Figure 2. (A) Average biaxial mechanical behavior of the healthy septum. (B) Average biaxial mechanical behavior of the HCM septum.
3.4 Quantification of microstructural abnormalities
Histological images revealed that the hypertrophied septum had significantly enlarged and disarrayed cardiomyocytes, as well as overexpressed endomysial collagen and perimysial collagen when compared to the healthy septum (Figure 3). The cross-sectional view demonstrated that, in the healthy septum, cardiomyocytes have relatively uniform cell size and distribution (Figure 3A); on the contrary, most of the cardiomyocytes in the hypertrophied septum showed enlarged cell size and a non-uniform size distribution (Figure 3B). The disarrayed muscle fiber configuration in the hypertrophied septum could be observed in the longitudinal view of the histology (Figure 3B right panel), while the healthy septum showed well-aligned fiber pathways (Figure 3A, right panel), i.e., an appearance of smooth, coordinated muscle fiber alignment.

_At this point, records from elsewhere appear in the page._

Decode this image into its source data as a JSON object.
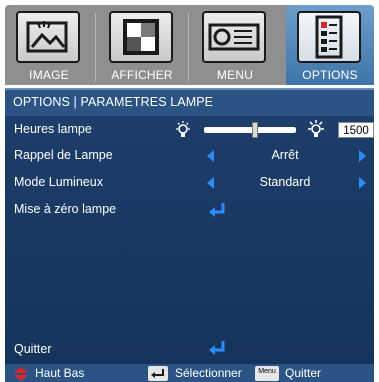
{
  "tabs": [
    {
      "label": "IMAGE",
      "icon": "image-icon",
      "active": false
    },
    {
      "label": "AFFICHER",
      "icon": "display-icon",
      "active": false
    },
    {
      "label": "MENU",
      "icon": "projector-icon",
      "active": false
    },
    {
      "label": "OPTIONS",
      "icon": "options-icon",
      "active": true
    }
  ],
  "header": {
    "title": "OPTIONS | PARAMETRES LAMPE"
  },
  "rows": {
    "lamp_hours": {
      "label": "Heures lampe",
      "value": "1500",
      "level": 0.55
    },
    "lamp_reminder": {
      "label": "Rappel de Lampe",
      "value": "Arrêt"
    },
    "brightness_mode": {
      "label": "Mode Lumineux",
      "value": "Standard"
    },
    "lamp_reset": {
      "label": "Mise à zéro lampe"
    },
    "quit": {
      "label": "Quitter"
    }
  },
  "footer": {
    "nav_label": "Haut Bas",
    "select_label": "Sélectionner",
    "menu_key": "Menu",
    "quit_label": "Quitter"
  },
  "colors": {
    "accent_blue": "#2f8cff",
    "panel_bg": "#1d3e6a",
    "header_bg": "#2b5485",
    "nav_red": "#e0242a"
  }
}
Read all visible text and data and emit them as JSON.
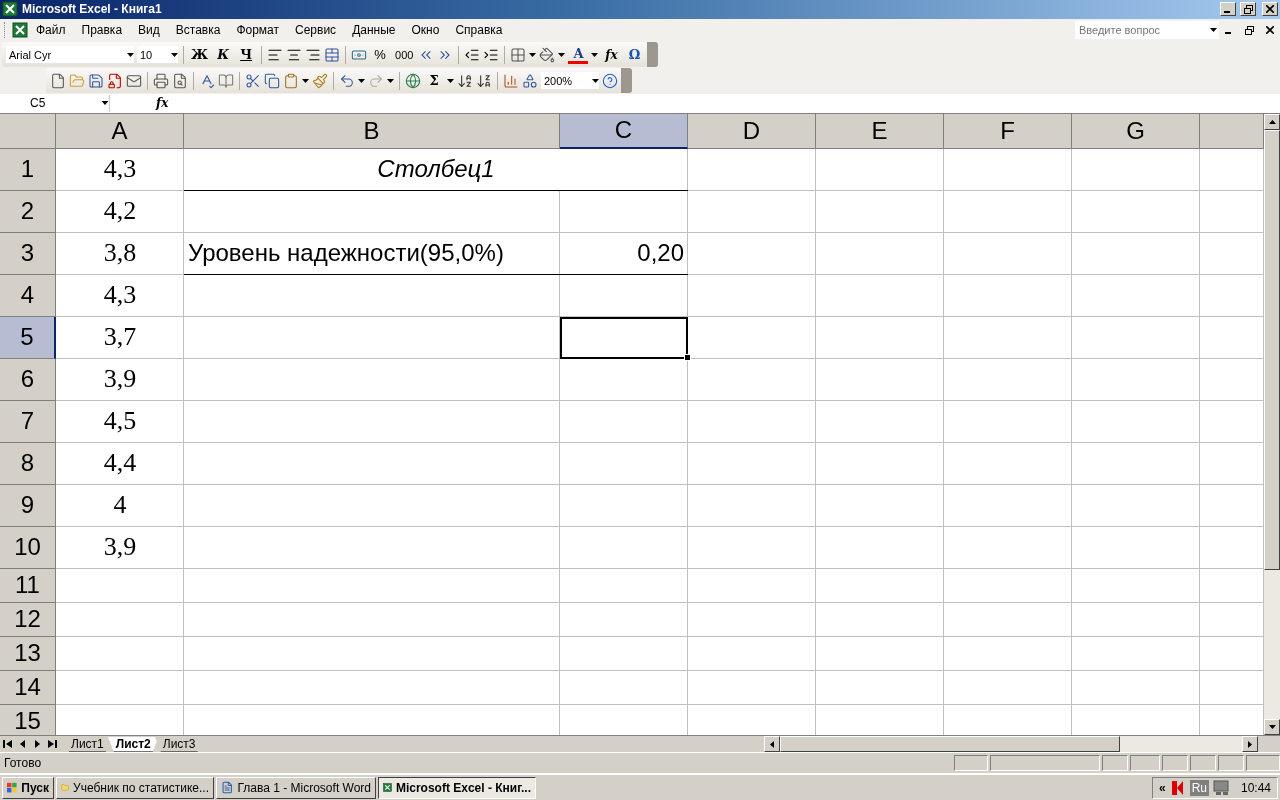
{
  "window": {
    "title": "Microsoft Excel - Книга1"
  },
  "menu": [
    "Файл",
    "Правка",
    "Вид",
    "Вставка",
    "Формат",
    "Сервис",
    "Данные",
    "Окно",
    "Справка"
  ],
  "help_search": {
    "placeholder": "Введите вопрос"
  },
  "formatting_toolbar": {
    "font": "Arial Cyr",
    "size": "10",
    "bold": "Ж",
    "italic": "К",
    "underline": "Ч",
    "percent": "%",
    "thousands": "000",
    "font_color": "A",
    "function": "fx",
    "symbol": "Ω"
  },
  "standard_toolbar": {
    "autosum": "Σ",
    "zoom": "200%"
  },
  "formula_bar": {
    "name_box": "C5",
    "fx": "fx"
  },
  "columns": [
    {
      "label": "A",
      "selected": false
    },
    {
      "label": "B",
      "selected": false
    },
    {
      "label": "C",
      "selected": true
    },
    {
      "label": "D",
      "selected": false
    },
    {
      "label": "E",
      "selected": false
    },
    {
      "label": "F",
      "selected": false
    },
    {
      "label": "G",
      "selected": false
    }
  ],
  "rows": [
    {
      "header": "1",
      "selected": false,
      "kind": "heading",
      "border_bottom": true,
      "a": "4,3",
      "b": "Столбец1"
    },
    {
      "header": "2",
      "selected": false,
      "kind": "plain",
      "border_bottom": false,
      "a": "4,2"
    },
    {
      "header": "3",
      "selected": false,
      "kind": "plain",
      "border_bottom": true,
      "a": "3,8",
      "b": "Уровень надежности(95,0%)",
      "c": "0,20"
    },
    {
      "header": "4",
      "selected": false,
      "kind": "plain",
      "border_bottom": false,
      "a": "4,3"
    },
    {
      "header": "5",
      "selected": true,
      "kind": "plain",
      "border_bottom": false,
      "a": "3,7"
    },
    {
      "header": "6",
      "selected": false,
      "kind": "plain",
      "border_bottom": false,
      "a": "3,9"
    },
    {
      "header": "7",
      "selected": false,
      "kind": "plain",
      "border_bottom": false,
      "a": "4,5"
    },
    {
      "header": "8",
      "selected": false,
      "kind": "plain",
      "border_bottom": false,
      "a": "4,4"
    },
    {
      "header": "9",
      "selected": false,
      "kind": "plain",
      "border_bottom": false,
      "a": "4"
    },
    {
      "header": "10",
      "selected": false,
      "kind": "plain",
      "border_bottom": false,
      "a": "3,9"
    },
    {
      "header": "11",
      "selected": false,
      "kind": "plain",
      "border_bottom": false
    },
    {
      "header": "12",
      "selected": false,
      "kind": "plain",
      "border_bottom": false
    },
    {
      "header": "13",
      "selected": false,
      "kind": "plain",
      "border_bottom": false
    },
    {
      "header": "14",
      "selected": false,
      "kind": "plain",
      "border_bottom": false
    },
    {
      "header": "15",
      "selected": false,
      "kind": "plain",
      "border_bottom": false
    }
  ],
  "sheet_tabs": [
    {
      "label": "Лист1",
      "selected": false
    },
    {
      "label": "Лист2",
      "selected": true
    },
    {
      "label": "Лист3",
      "selected": false
    }
  ],
  "status_bar": {
    "text": "Готово"
  },
  "taskbar": {
    "start": "Пуск",
    "tasks": [
      {
        "label": "Учебник по статистике...",
        "selected": false,
        "kind": "folder"
      },
      {
        "label": "Глава 1 - Microsoft Word",
        "selected": false,
        "kind": "word"
      },
      {
        "label": "Microsoft Excel - Книг...",
        "selected": true,
        "kind": "excel"
      }
    ],
    "tray": {
      "expand": "«",
      "language": "Ru",
      "clock": "10:44"
    }
  }
}
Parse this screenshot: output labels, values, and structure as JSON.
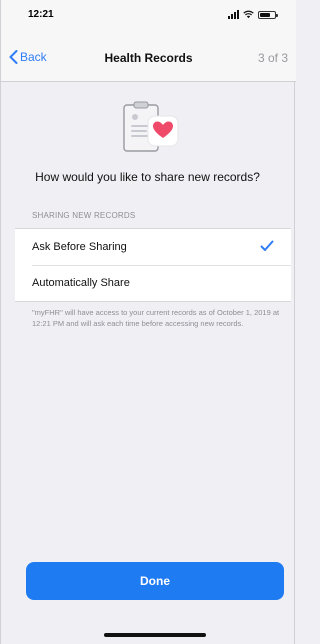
{
  "status_bar": {
    "time": "12:21"
  },
  "nav": {
    "back_label": "Back",
    "title": "Health Records",
    "step": "3 of 3"
  },
  "question": "How would you like to share new records?",
  "section_header": "SHARING NEW RECORDS",
  "options": [
    {
      "label": "Ask Before Sharing",
      "selected": true
    },
    {
      "label": "Automatically Share",
      "selected": false
    }
  ],
  "footnote": "\"myFHR\" will have access to your current records as of October 1, 2019 at 12:21 PM and will ask each time before accessing new records.",
  "done_label": "Done",
  "colors": {
    "accent": "#1f7bf2",
    "heart": "#f04a6a",
    "background": "#efeff4"
  },
  "icons": {
    "back": "chevron-left-icon",
    "check": "checkmark-icon",
    "illustration": "clipboard-heart-icon"
  }
}
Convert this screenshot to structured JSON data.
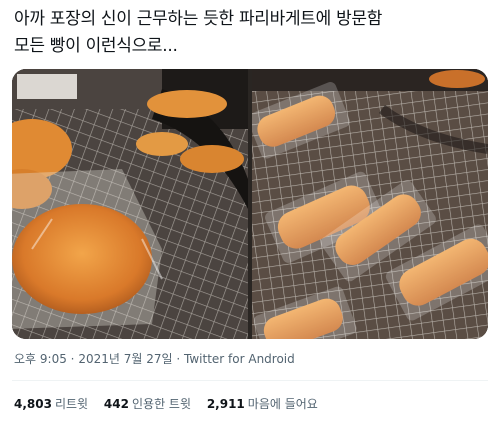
{
  "tweet": {
    "text_line1": "아까 포장의 신이 근무하는 듯한 파리바게트에 방문함",
    "text_line2": "모든 빵이 이런식으로..."
  },
  "meta": {
    "time": "오후 9:05",
    "date": "2021년 7월 27일",
    "source": "Twitter for Android",
    "separator": "·"
  },
  "stats": [
    {
      "count": "4,803",
      "label": "리트윗"
    },
    {
      "count": "442",
      "label": "인용한 트윗"
    },
    {
      "count": "2,911",
      "label": "마음에 들어요"
    }
  ]
}
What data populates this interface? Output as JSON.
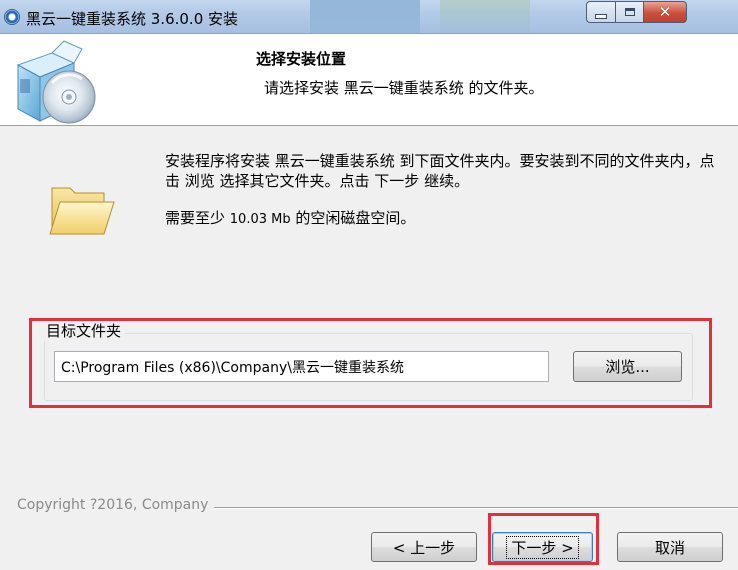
{
  "window": {
    "title": "黑云一键重装系统 3.6.0.0 安装",
    "minimize_glyph": "",
    "maximize_glyph": "",
    "close_glyph": "✕"
  },
  "header": {
    "title": "选择安装位置",
    "subtitle": "请选择安装 黑云一键重装系统 的文件夹。"
  },
  "body": {
    "intro": "安装程序将安装 黑云一键重装系统 到下面文件夹内。要安装到不同的文件夹内，点击 浏览 选择其它文件夹。点击 下一步 继续。",
    "space_prefix": "需要至少 ",
    "space_value": "10.03 Mb",
    "space_suffix": " 的空闲磁盘空间。"
  },
  "target": {
    "group_label": "目标文件夹",
    "path_value": "C:\\Program Files (x86)\\Company\\黑云一键重装系统",
    "browse_label": "浏览..."
  },
  "footer": {
    "copyright": "Copyright ?2016, Company",
    "back_label": "< 上一步",
    "next_label": "下一步 >",
    "cancel_label": "取消"
  },
  "colors": {
    "highlight": "#e0303a",
    "background": "#f0f0f0"
  }
}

Figure 3. Masson’s trichrome staining revealed that the HCM septum had hypertrophic cardiomyocytes that were significantly larger and more disarrayed (B) when compared with the healthy cardiomyocytes (A). The hypertrophic septum also had a higher amount of fibrotic collagen fibers (B). For both panel (A,B), the image on the left is a representative histology of a cross-sectional section, and the image on the right is a representative histology of a longitudinal section.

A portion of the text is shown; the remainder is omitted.